First, he said, an alarm goes off, and a voice on the loudspeaker announces the drill. Everyone gathers in a corner, while his teacher locks both classroom doors and closes the curtains.
“Then,” he said, “Mr. K. stands in front of us until it’s over.”
I picture this. My son’s sixth-grade room, a friendly space with colorful walls and wide windows. Windows that now feel like a threat.
I picture Mr. Kakazu, known as Mr. K. Mr. K., who is adored by everyone. Who holds rap battles to teach history. Who loves puns and poetry. Who has a wife and two kids, one who is also at the school. It is Mr. K. who will shield our children from whatever comes through that door.
I picture him standing there, hushing the giggling children, who don’t quite understand what this all means.
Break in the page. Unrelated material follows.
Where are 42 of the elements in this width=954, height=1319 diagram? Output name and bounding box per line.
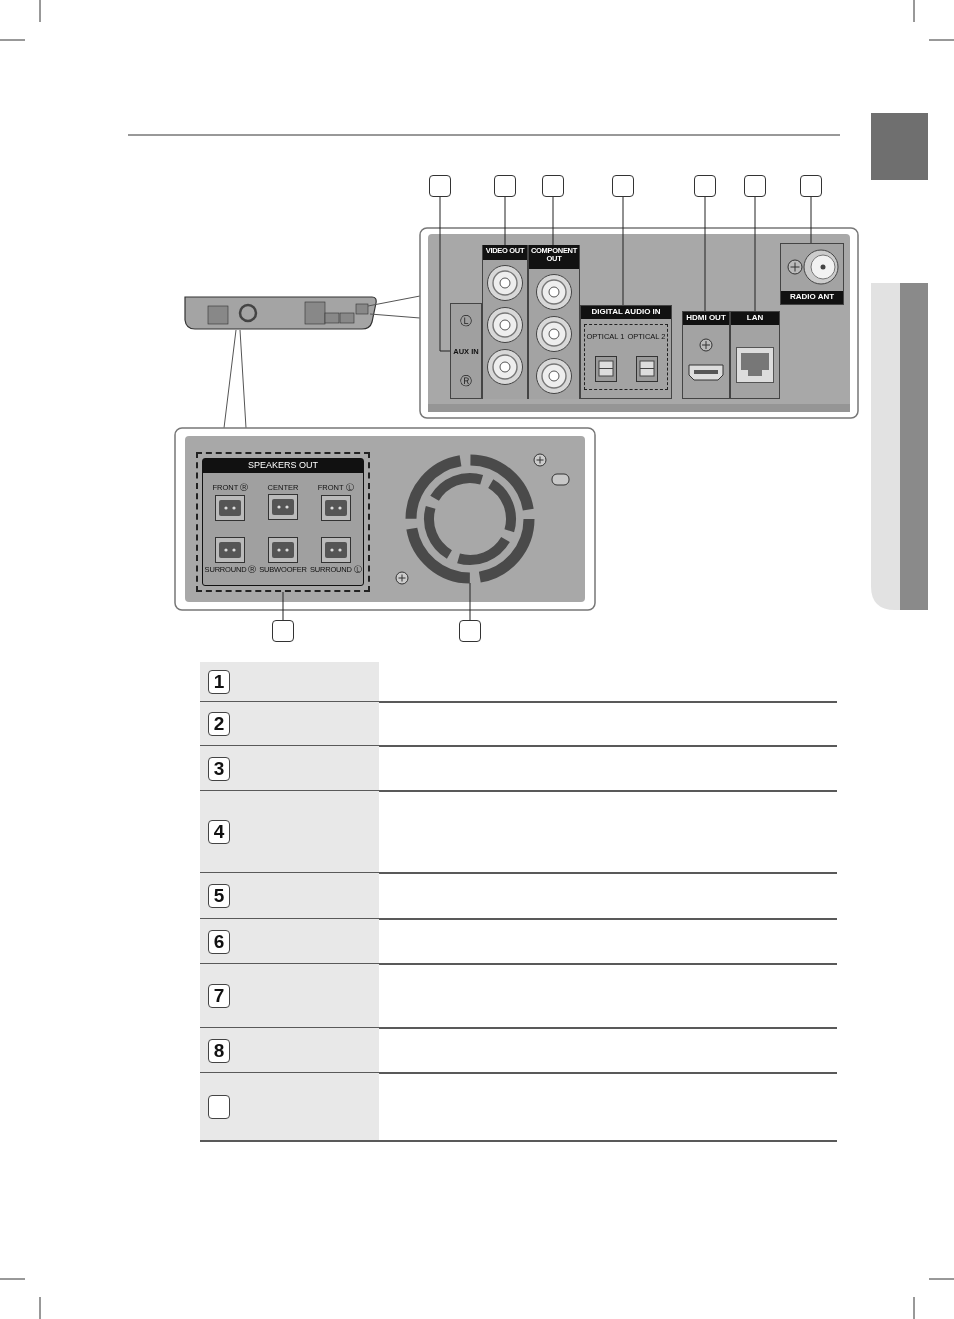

What is he thinking about? The next math test, recess duty, a parent-teacher conference? Or does he stand there, imagining what he would do if this were not a drill? If instead of giggles, he was listening to muffled sobs against the ricochet of bullets. Is he questioning how a few desks against a door will ever be enough? Is he baffled at how his love of teaching has landed him in a place where he’s having to protect his students from a gunman?
I picture him. He is thinking of his daughter down the hall.
He is wondering when this will all be over.
With a Perspective, I’m Julie Z. Lee.
Julie Z. Lee works for a non-profit that builds churches, schools, and water wells around the world. She lives in the Napa Valley.